I hope that Hard Times is not ignored, if only because so many of the musicals discussed in it have been ignored for so long, and I don't think they deserve to be. In fact, I've sort of fallen in love with some of them and, in the process, with some of the people who wrote them. And I hope that readers will fall in love with--or lust, or, at the very least, vague, flickering attraction to--them, too.

The show that sparked my interest in "adult musicals" was not Oh! Calcutta!--although I do admit to having had a real fascination with that long-running show, which advertised heavily in Times Square during its impossibly long run through the 1970s and 80s, and which my parents would never let my sister and me see when, as a young family, we waited on line at the TKTS booth debating what shows we'd try to get cheap tickets for. Rather, the show that led to this book was a revue called Let My People Come, which was a huge hit in New York and across the world in the mid-1970s, but which I'd never heard of when, almost a decade ago, the friend of a friend learned about my first book, on rock musicals, and responded by sending me a cassette tape simply marked "Bad Musicals." Side one had selections from "Nefertiti," a 1976 musical that was scheduled for Broadway but that fared so poorly in its out-of-town run in Chicago that producers thought better of bringing it to New York.
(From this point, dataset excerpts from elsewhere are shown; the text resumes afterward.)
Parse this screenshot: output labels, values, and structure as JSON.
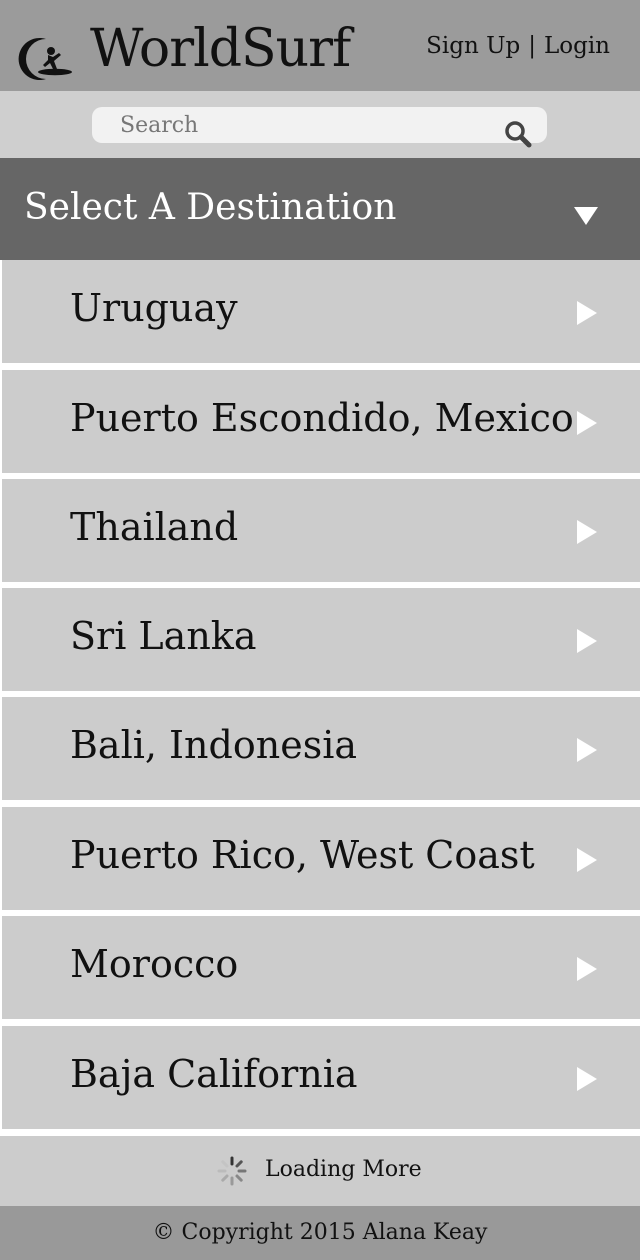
{
  "header": {
    "brand": "WorldSurf",
    "logo_icon": "surfer-logo-icon",
    "sign_up": "Sign Up",
    "separator": "|",
    "login": "Login"
  },
  "search": {
    "placeholder": "Search",
    "icon": "search-icon"
  },
  "destination_header": {
    "title": "Select A Destination",
    "icon": "caret-down-icon"
  },
  "destinations": [
    {
      "label": "Uruguay"
    },
    {
      "label": "Puerto Escondido, Mexico"
    },
    {
      "label": "Thailand"
    },
    {
      "label": "Sri Lanka"
    },
    {
      "label": "Bali, Indonesia"
    },
    {
      "label": "Puerto Rico, West Coast"
    },
    {
      "label": "Morocco"
    },
    {
      "label": "Baja California"
    }
  ],
  "loading": {
    "label": "Loading More",
    "icon": "spinner-icon"
  },
  "footer": {
    "copyright": "© Copyright 2015 Alana Keay"
  },
  "colors": {
    "header_bg": "#9b9b9b",
    "search_bar_bg": "#cfcfcf",
    "dest_header_bg": "#666666",
    "list_item_bg": "#cccccc",
    "footer_bg": "#999999",
    "arrow": "#ffffff"
  }
}
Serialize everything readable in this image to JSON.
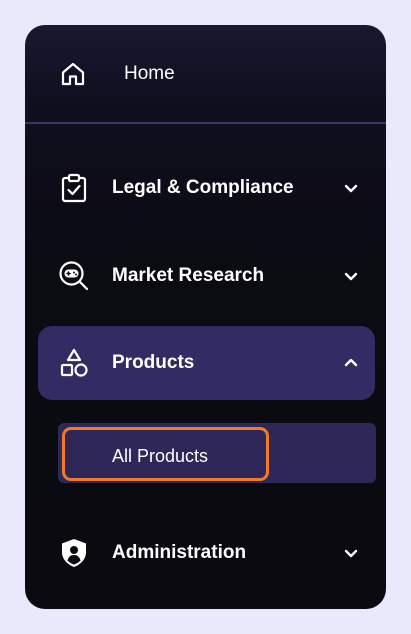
{
  "nav": {
    "home": {
      "label": "Home",
      "icon": "home-icon"
    },
    "items": [
      {
        "label": "Legal & Compliance",
        "icon": "clipboard-check-icon",
        "expanded": false
      },
      {
        "label": "Market Research",
        "icon": "gamepad-search-icon",
        "expanded": false
      },
      {
        "label": "Products",
        "icon": "shapes-icon",
        "expanded": true
      },
      {
        "label": "Administration",
        "icon": "shield-user-icon",
        "expanded": false
      }
    ],
    "products_submenu": [
      {
        "label": "All Products",
        "highlighted": true
      }
    ]
  },
  "colors": {
    "background": "#eae8fb",
    "panel": "#0b0b12",
    "active_item": "#332b63",
    "submenu_bg": "#2e2758",
    "highlight_border": "#f07a2a",
    "divider": "#3a3565",
    "text": "#ffffff"
  }
}
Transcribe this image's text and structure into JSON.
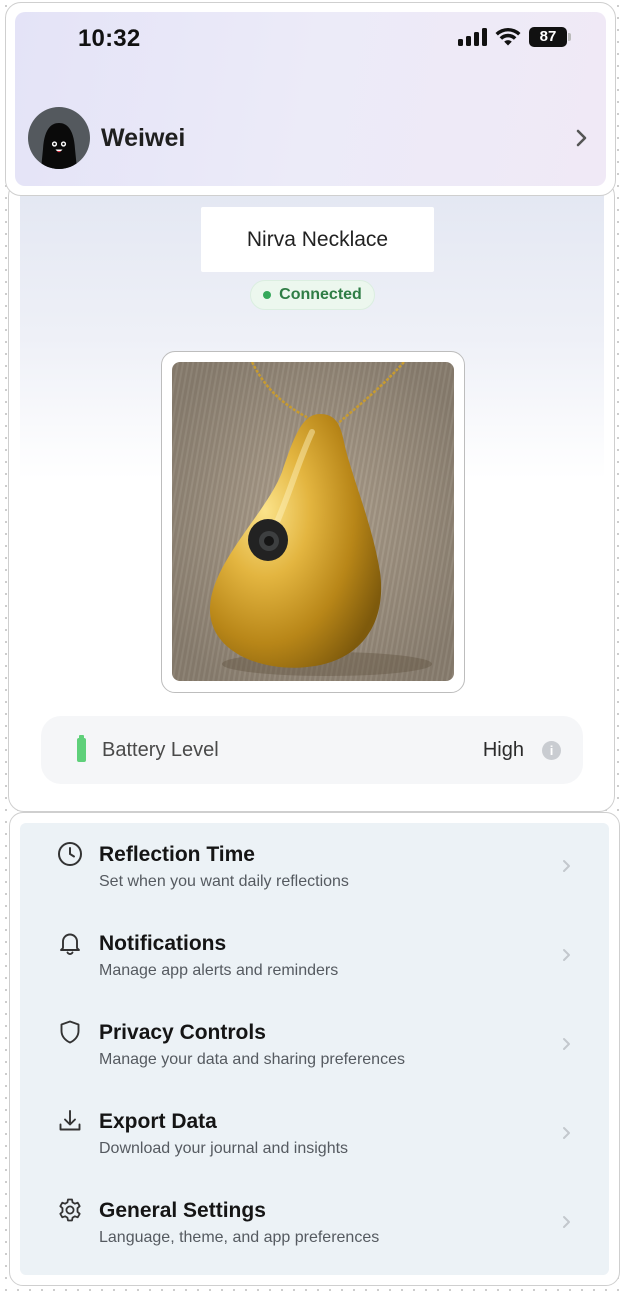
{
  "status_bar": {
    "time": "10:32",
    "battery_percent": "87",
    "signal_icon": "cellular-signal-icon",
    "wifi_icon": "wifi-icon"
  },
  "profile": {
    "name": "Weiwei",
    "avatar_icon": "ghost-avatar",
    "chevron_icon": "chevron-right-icon"
  },
  "device": {
    "name": "Nirva Necklace",
    "status": "Connected",
    "status_color": "#2f7d45",
    "image_icon": "gold-teardrop-pendant-photo"
  },
  "battery": {
    "label": "Battery Level",
    "value": "High",
    "icon": "battery-icon",
    "info_icon": "info-icon",
    "info_glyph": "i",
    "color": "#5fd07a"
  },
  "settings": {
    "items": [
      {
        "icon": "clock-icon",
        "title": "Reflection Time",
        "subtitle": "Set when you want daily reflections"
      },
      {
        "icon": "bell-icon",
        "title": "Notifications",
        "subtitle": "Manage app alerts and reminders"
      },
      {
        "icon": "shield-icon",
        "title": "Privacy Controls",
        "subtitle": "Manage your data and sharing preferences"
      },
      {
        "icon": "download-icon",
        "title": "Export Data",
        "subtitle": "Download your journal and insights"
      },
      {
        "icon": "gear-icon",
        "title": "General Settings",
        "subtitle": "Language, theme, and app preferences"
      }
    ]
  }
}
They were smart: I couldn't get through that side of the tape.

The second side, though, had selections from a show called Let My People Come, which ran for several years during the mid-1970s at the Village Gate in New York, as well as on tour and in various other cities all over the world. Songs on the tape included "Give It to Me," "The Cunnilingus Champion of Company C," the titular number (have you noticed that I keep using words with "tit" in them? Hope so!), and the incredibly explicit "Come in My Mouth." This was on stage? At the Village GATE? I was astounded. I was fascinated. I had to find out more.

So I did. In the process, I interviewed a whole lot of people who were involved in writing and producing and performing these shows: The journalist Jonathan Ward, whose article "Come in My Mouth: The Story of the Adult Musicals of the '70s" was the first thing I read when I started my research (it's still online and you can read it here.). Many lovely, gracious actors, who answered my questions with enthusiasm and good humor, and more than one of whom joked that they'd be a lot more comfortable talking about their adult musical past were they to take off all their clothes (none did). Earl Wilson, Jr, who wrote and composed Let My People Come, and who is a doll. The co-authors of one of the first gay musical revues, Lovers, who joked and laughed and finished each others' sentences as they reminisced about writing their show for the landmark gay theater company, TOSOS (The Other Side of Silence). The son of a high-ranking member of the Genovese family who eschewed getting made because he wanted to be an escape artist and produce a burlesque show called We'd Rather Switch. And the late David Newburge, composer and author of the musical Stag Movie, who had me over to his West Village apartment, showed me his many, many, many birds, let me interview him, and then broke out some porn that he'd written the scripts for, was particularly proud of, and wanted me to see.

Yeah, that's right: I sat around with a total stranger in the middle of the afternoon and watched porn with him for the sake of this book. All in a day's work. You know what? He had a right to be proud--that was one wacky, layered, well-scripted porn flick. He even had a cameo in the middle of it, in which he played Madame Defarge. Don't ask.

Anyway, the book was a lot of fun; one last anxiety I have been having is that I'll never land on such a fascinating, quirky little topic again. I hope among hope that I do. In a strange way, I'll really miss Hard Times when it's released--I guess in the same way a parent misses their kid when they go off to college or out into the world. But out into the world it must go. When it gets there, I hope people get as much enjoyment from reading it as I got from researching and writing it. The shows and the people I write about deserve that much.